Everything looked as if they’d gone off in a hurry, and never come back at night or since. One of their horses was tied with a tether rope close to the tent poles, and he’d been walking round and trampling down the grass, as if he’d been there all night. We couldn’t make it out.
We rode on, hardly looking at one another, but following Warrigal, who rattled on now, hardly looking at the ground at all, like a dog with a burning scent. All of a sudden he pulls up, and points to a dip into a cross gully, like an old river, which we all knew.
`You see um crow? I b’leeve longa Black Gully.’

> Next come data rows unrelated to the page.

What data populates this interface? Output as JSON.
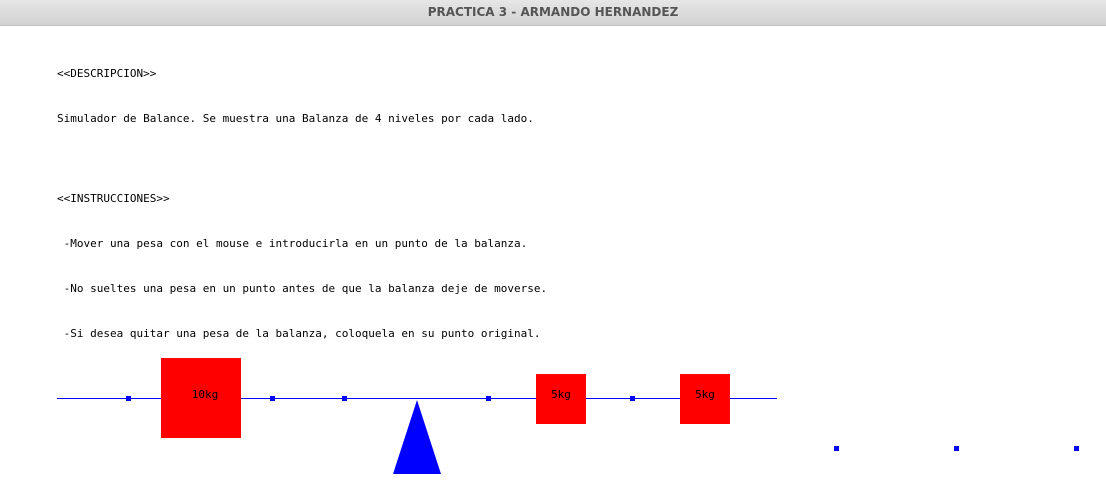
{
  "window": {
    "title": "PRACTICA 3 - ARMANDO HERNANDEZ"
  },
  "description": {
    "heading": "<<DESCRIPCION>>",
    "text": "Simulador de Balance. Se muestra una Balanza de 4 niveles por cada lado."
  },
  "instructions": {
    "heading": "<<INSTRUCCIONES>>",
    "lines": [
      " -Mover una pesa con el mouse e introducirla en un punto de la balanza.",
      " -No sueltes una pesa en un punto antes de que la balanza deje de moverse.",
      " -Si desea quitar una pesa de la balanza, coloquela en su punto original."
    ]
  },
  "weights": {
    "w10": {
      "label": "10kg"
    },
    "w5a": {
      "label": "5kg"
    },
    "w5b": {
      "label": "5kg"
    }
  },
  "colors": {
    "beam": "#0000ff",
    "fulcrum": "#0000ff",
    "weight": "#ff0000",
    "point": "#0000ff"
  }
}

Sure enough, just above the drop down, where we used to gallop our ponies in old times and laugh to see ’em throw up their tails, there were half-a-dozen crows and a couple of eagle-hawks high up in the sky, wheeling and circling over the same place.
`By George! they’ve got the old man,’ says Jim. `Come on, Dick. I never thought poor old dad would be run down like this.’
`Or he’s got them!’ says Starlight, curling his lip in a way he had. `I don’t believe your old governor’s dead till I see him. The devil himself couldn’t grab him on his own ground.’